The Trisha Brown Dance Company is one of the stellar acts on the festival’s dance agenda. Brown, a leading figure in contemporary American dance, will present a series of works, “Watermotor,” “Son of Gone Fishin’,” “Rogues” and “For MG: The Movie,” at the Pireos 260 venue on July 11-12.  

Innovative Czech choreographer Jiri Kylian will present “East Shadow” at the Pireos 260 venue on June 28-29. Taking its cue from Samuel Beckett’s Theater of the Absurd, the production is defined as a tragicomedy exploring the impossibility of coexistence and the inevitability of mortality.

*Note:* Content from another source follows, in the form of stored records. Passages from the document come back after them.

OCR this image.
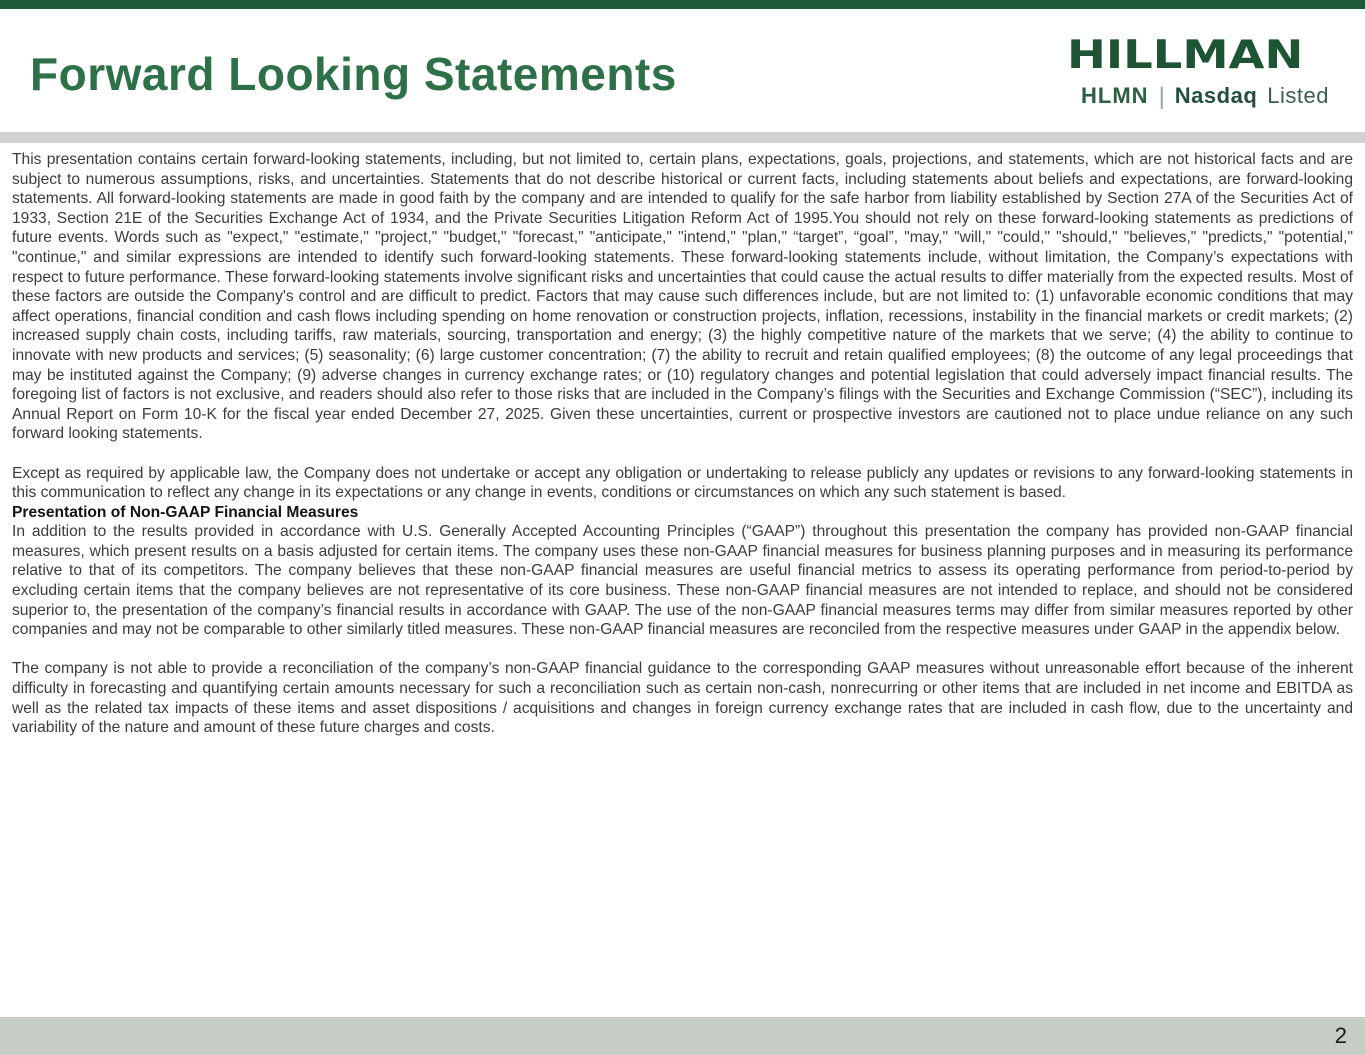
Forward Looking Statements	HILLMAN
HLMN | Nasdaq Listed

This presentation contains certain forward-looking statements, including, but not limited to, certain plans, expectations, goals, projections, and statements, which are not historical facts and are subject to numerous assumptions, risks, and uncertainties. Statements that do not describe historical or current facts, including statements about beliefs and expectations, are forward-looking statements. All forward-looking statements are made in good faith by the company and are intended to qualify for the safe harbor from liability established by Section 27A of the Securities Act of 1933, Section 21E of the Securities Exchange Act of 1934, and the Private Securities Litigation Reform Act of 1995.You should not rely on these forward-looking statements as predictions of future events. Words such as "expect," "estimate," "project," "budget," "forecast," "anticipate," "intend," "plan," “target”, “goal”, "may," "will," "could," "should," "believes," "predicts," "potential," "continue," and similar expressions are intended to identify such forward-looking statements. These forward-looking statements include, without limitation, the Company’s expectations with respect to future performance. These forward-looking statements involve significant risks and uncertainties that could cause the actual results to differ materially from the expected results. Most of these factors are outside the Company's control and are difficult to predict. Factors that may cause such differences include, but are not limited to: (1) unfavorable economic conditions that may affect operations, financial condition and cash flows including spending on home renovation or construction projects, inflation, recessions, instability in the financial markets or credit markets; (2) increased supply chain costs, including tariffs, raw materials, sourcing, transportation and energy; (3) the highly competitive nature of the markets that we serve; (4) the ability to continue to innovate with new products and services; (5) seasonality; (6) large customer concentration; (7) the ability to recruit and retain qualified employees; (8) the outcome of any legal proceedings that may be instituted against the Company; (9) adverse changes in currency exchange rates; or (10) regulatory changes and potential legislation that could adversely impact financial results. The foregoing list of factors is not exclusive, and readers should also refer to those risks that are included in the Company’s filings with the Securities and Exchange Commission (“SEC”), including its Annual Report on Form 10-K for the fiscal year ended December 27, 2025. Given these uncertainties, current or prospective investors are cautioned not to place undue reliance on any such forward looking statements.

Except as required by applicable law, the Company does not undertake or accept any obligation or undertaking to release publicly any updates or revisions to any forward-looking statements in this communication to reflect any change in its expectations or any change in events, conditions or circumstances on which any such statement is based.

Presentation of Non-GAAP Financial Measures

In addition to the results provided in accordance with U.S. Generally Accepted Accounting Principles (“GAAP”) throughout this presentation the company has provided non-GAAP financial measures, which present results on a basis adjusted for certain items. The company uses these non-GAAP financial measures for business planning purposes and in measuring its performance relative to that of its competitors. The company believes that these non-GAAP financial measures are useful financial metrics to assess its operating performance from period-to-period by excluding certain items that the company believes are not representative of its core business. These non-GAAP financial measures are not intended to replace, and should not be considered superior to, the presentation of the company’s financial results in accordance with GAAP. The use of the non-GAAP financial measures terms may differ from similar measures reported by other companies and may not be comparable to other similarly titled measures. These non-GAAP financial measures are reconciled from the respective measures under GAAP in the appendix below.

The company is not able to provide a reconciliation of the company’s non-GAAP financial guidance to the corresponding GAAP measures without unreasonable effort because of the inherent difficulty in forecasting and quantifying certain amounts necessary for such a reconciliation such as certain non-cash, nonrecurring or other items that are included in net income and EBITDA as well as the related tax impacts of these items and asset dispositions / acquisitions and changes in foreign currency exchange rates that are included in cash flow, due to the uncertainty and variability of the nature and amount of these future charges and costs.

2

Meanwhile, barefoot men and women clad in tutus will take popular ballet “Swan Lake” to a refreshing new level thanks to a choreography by young South African Dada Masilo. The performance, based on music by Tchaikovsky, will go on stage at Pireos 260 on June 7-9.

Drama at Epidaurus

Built in 340 BC – according to Pausanias – the Ancient Theater of Epidaurus has long been an ideal venue for antique drama and comedy, not least thanks to its acoustics and location. Among the productions going on stage at the ancient theater this year is Aeschylus’ “Prometheus Bound,” directed by relative newcomer Ektoras Lygizos (July 12), Sophocles’ “Philoctetes” in a production of the Municipal Regional Theater of Patras and Aptivities directed by Costas Filippoglou (July 18-19), Euripides’ “Hippolytus” in a National Theater of Greece production directed by actress-director Lydia Koniordou on July 25-26, as well as a State Theater of Northern Greece production of Aeschylus’ “The Persians” directed by Nikaiti Kontouri on August 15-16.